Он спокойно ждал, чтобы враги сами к нему подошли, — так дог, уверенный в своей силе, не лает без толку. В конце вечера он прогуливался по игорному залу, от входной двери до двери в бильярдную, поглядывая время от времени на собравшихся там молодых игроков. Немного погодя кто-то из них произнес его имя. Хотя они разговаривали шепотом, Рафаэль без труда догадался, что стал предметом какого-то спора, и наконец уловил несколько фраз, произнесенных вслух.
— Ты?
— Да, я!
— Не посмеешь!
— Держу пари.
— О, он не откажется!
Когда Валантен, которому не терпелось узнать, о чем идет спор, остановился, прислушиваясь к разговору, из бильярдной вышел молодой человек, высокий и широкоплечий, приятной наружности, но со взглядом пристальным и нахальным, свойственным людям, опирающимся на какую-нибудь материальную силу.
— Милостивый государь, — спокойно обратился он к Рафаэлю, — мне поручили сообщить вам то, о чем вы, кажется, не догадываетесь: ваше лицо и вся ваша особа не нравятся здесь никому, и мне в частности… Вы достаточно воспитаны для того, чтобы пожертвовать собою ради общего блага, поэтому прошу вас не являться больше в курзал.
— Милостивый государь, так шутили во времена Империи во многих гарнизонах, а теперь это стало весьма дурным тоном, — холодно отвечал Рафаэль.
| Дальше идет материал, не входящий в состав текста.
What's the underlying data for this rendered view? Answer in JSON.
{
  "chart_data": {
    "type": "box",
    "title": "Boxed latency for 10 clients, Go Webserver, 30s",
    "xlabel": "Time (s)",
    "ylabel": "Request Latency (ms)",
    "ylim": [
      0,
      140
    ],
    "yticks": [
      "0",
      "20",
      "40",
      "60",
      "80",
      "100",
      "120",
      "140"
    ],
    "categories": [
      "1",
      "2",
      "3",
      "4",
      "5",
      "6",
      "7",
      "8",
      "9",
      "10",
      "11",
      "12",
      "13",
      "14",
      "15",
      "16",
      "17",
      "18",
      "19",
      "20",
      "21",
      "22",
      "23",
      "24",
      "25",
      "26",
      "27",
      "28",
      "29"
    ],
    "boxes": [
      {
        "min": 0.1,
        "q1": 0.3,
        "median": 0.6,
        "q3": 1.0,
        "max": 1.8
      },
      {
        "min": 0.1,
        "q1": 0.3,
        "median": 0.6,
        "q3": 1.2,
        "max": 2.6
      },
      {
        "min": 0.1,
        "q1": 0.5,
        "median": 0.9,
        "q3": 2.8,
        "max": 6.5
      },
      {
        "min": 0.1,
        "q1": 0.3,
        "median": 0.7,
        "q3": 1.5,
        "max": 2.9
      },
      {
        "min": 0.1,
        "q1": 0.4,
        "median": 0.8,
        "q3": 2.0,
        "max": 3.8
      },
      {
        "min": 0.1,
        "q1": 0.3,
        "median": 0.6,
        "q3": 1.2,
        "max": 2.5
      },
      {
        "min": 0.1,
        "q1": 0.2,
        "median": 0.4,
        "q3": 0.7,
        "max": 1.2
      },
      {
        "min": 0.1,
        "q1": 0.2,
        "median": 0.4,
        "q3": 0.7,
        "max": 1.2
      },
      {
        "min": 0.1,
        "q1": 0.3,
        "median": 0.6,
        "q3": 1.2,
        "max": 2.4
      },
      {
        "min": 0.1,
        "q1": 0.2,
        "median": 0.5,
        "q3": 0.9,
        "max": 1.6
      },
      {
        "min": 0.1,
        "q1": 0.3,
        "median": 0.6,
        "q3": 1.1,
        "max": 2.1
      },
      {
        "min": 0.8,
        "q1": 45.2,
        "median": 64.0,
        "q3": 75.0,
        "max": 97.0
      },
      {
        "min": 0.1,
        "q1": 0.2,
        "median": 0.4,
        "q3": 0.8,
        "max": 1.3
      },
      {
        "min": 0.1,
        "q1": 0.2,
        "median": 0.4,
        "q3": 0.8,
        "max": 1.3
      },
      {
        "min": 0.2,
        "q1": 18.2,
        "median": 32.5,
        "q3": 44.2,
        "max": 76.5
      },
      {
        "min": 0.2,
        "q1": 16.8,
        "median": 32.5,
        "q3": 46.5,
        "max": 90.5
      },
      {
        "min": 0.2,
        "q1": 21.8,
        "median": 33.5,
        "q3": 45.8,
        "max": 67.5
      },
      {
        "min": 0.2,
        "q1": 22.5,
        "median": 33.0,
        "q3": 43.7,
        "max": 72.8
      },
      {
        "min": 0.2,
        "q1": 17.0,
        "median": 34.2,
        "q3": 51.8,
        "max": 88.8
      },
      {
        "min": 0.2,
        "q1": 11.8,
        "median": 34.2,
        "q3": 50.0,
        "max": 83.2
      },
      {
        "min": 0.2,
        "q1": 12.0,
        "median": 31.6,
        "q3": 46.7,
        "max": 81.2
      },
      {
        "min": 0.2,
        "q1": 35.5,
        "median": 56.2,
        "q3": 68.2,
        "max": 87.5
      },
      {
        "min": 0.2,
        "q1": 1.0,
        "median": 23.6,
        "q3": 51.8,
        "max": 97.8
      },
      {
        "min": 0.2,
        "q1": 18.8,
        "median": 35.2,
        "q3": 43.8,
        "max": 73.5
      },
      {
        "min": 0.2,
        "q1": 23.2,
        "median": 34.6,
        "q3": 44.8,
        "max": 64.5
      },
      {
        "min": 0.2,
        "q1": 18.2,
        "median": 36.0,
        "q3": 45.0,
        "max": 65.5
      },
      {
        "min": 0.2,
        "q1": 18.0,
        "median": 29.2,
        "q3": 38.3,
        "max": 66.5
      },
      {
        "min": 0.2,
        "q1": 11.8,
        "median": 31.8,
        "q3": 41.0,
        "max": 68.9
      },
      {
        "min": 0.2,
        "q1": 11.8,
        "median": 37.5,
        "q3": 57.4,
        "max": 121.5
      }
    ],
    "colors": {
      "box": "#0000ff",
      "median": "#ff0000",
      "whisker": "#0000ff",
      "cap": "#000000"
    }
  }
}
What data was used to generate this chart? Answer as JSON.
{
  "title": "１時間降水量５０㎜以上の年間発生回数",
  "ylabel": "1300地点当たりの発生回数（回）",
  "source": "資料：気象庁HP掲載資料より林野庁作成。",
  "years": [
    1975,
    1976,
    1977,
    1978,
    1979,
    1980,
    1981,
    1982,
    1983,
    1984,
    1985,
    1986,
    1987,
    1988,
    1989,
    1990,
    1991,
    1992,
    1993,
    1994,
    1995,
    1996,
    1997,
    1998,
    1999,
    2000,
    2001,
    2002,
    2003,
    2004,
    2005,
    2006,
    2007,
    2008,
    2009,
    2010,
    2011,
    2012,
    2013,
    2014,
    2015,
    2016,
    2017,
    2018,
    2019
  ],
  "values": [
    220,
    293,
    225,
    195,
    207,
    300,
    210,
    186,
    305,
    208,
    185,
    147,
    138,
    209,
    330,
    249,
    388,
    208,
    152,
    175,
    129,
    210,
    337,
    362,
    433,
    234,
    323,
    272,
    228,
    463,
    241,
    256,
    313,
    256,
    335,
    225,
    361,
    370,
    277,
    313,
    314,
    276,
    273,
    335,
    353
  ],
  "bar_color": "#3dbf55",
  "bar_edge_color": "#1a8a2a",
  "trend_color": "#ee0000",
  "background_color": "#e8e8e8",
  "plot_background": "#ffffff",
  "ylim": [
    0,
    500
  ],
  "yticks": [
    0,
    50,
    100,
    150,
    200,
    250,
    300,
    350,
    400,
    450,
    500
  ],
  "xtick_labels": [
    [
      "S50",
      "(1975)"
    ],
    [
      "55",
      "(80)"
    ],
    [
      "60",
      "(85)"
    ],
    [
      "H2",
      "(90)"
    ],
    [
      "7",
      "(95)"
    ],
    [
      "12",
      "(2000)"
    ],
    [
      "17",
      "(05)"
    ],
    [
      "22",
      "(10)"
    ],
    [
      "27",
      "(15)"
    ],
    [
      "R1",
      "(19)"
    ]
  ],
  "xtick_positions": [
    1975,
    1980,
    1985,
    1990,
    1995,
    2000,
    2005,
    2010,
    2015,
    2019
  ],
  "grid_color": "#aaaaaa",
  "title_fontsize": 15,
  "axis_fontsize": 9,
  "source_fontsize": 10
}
— Я не шучу, — возразил молодой человек. — Повторяю: ваше здоровье может пострадать от пребывания в курзале. Жара, духота, яркое освещение, многолюдное общество вредны при вашей болезни.
— Где вы изучали медицину? — спросил Рафаэль.
— Милостивый государь, степень бакалавра я получил в тире Лепажа, в Париже, а степень доктора — у короля рапиры Серизье.
— Вам остается получить последнюю степень, — отрезал Валантен. — Изучите правила вежливости, и вы будете вполне приличным человеком.
В это время молодые люди, кто молча, кто пересмеиваясь, вышли из бильярдной; другие бросили карты и стали прислушиваться к перебранке, тешившей им душу. Одинокий среди враждебных ему людей, Рафаэль старался сохранить спокойствие и не допустить со своей стороны ни малейшей оплошности, но когда противник нанес ему оскорбление в форме чрезвычайно резкой и остроумной, Рафаэль хладнокровно заметил:
— Милостивый государь, в наше время не принято давать пощечину, но у меня нет слов, чтобы заклеймить ваше низкое поведение.
— Будет! Будет! Завтра объяснитесь, — заговорили молодые люди и стали между противниками.
Оскорбителем был признан Рафаэль; встреча была назначена возле замка Бордо, на поросшем травою склоне, неподалеку от недавно проложенной дороги, по которой победитель мог уехать в Лион. Рафаэлю оставалось только слечь в постель или покинуть Экс. Общество торжествовало. В восемь часов утра противник Рафаэля с двумя секундантами и хирургом прибыл первым на место встречи.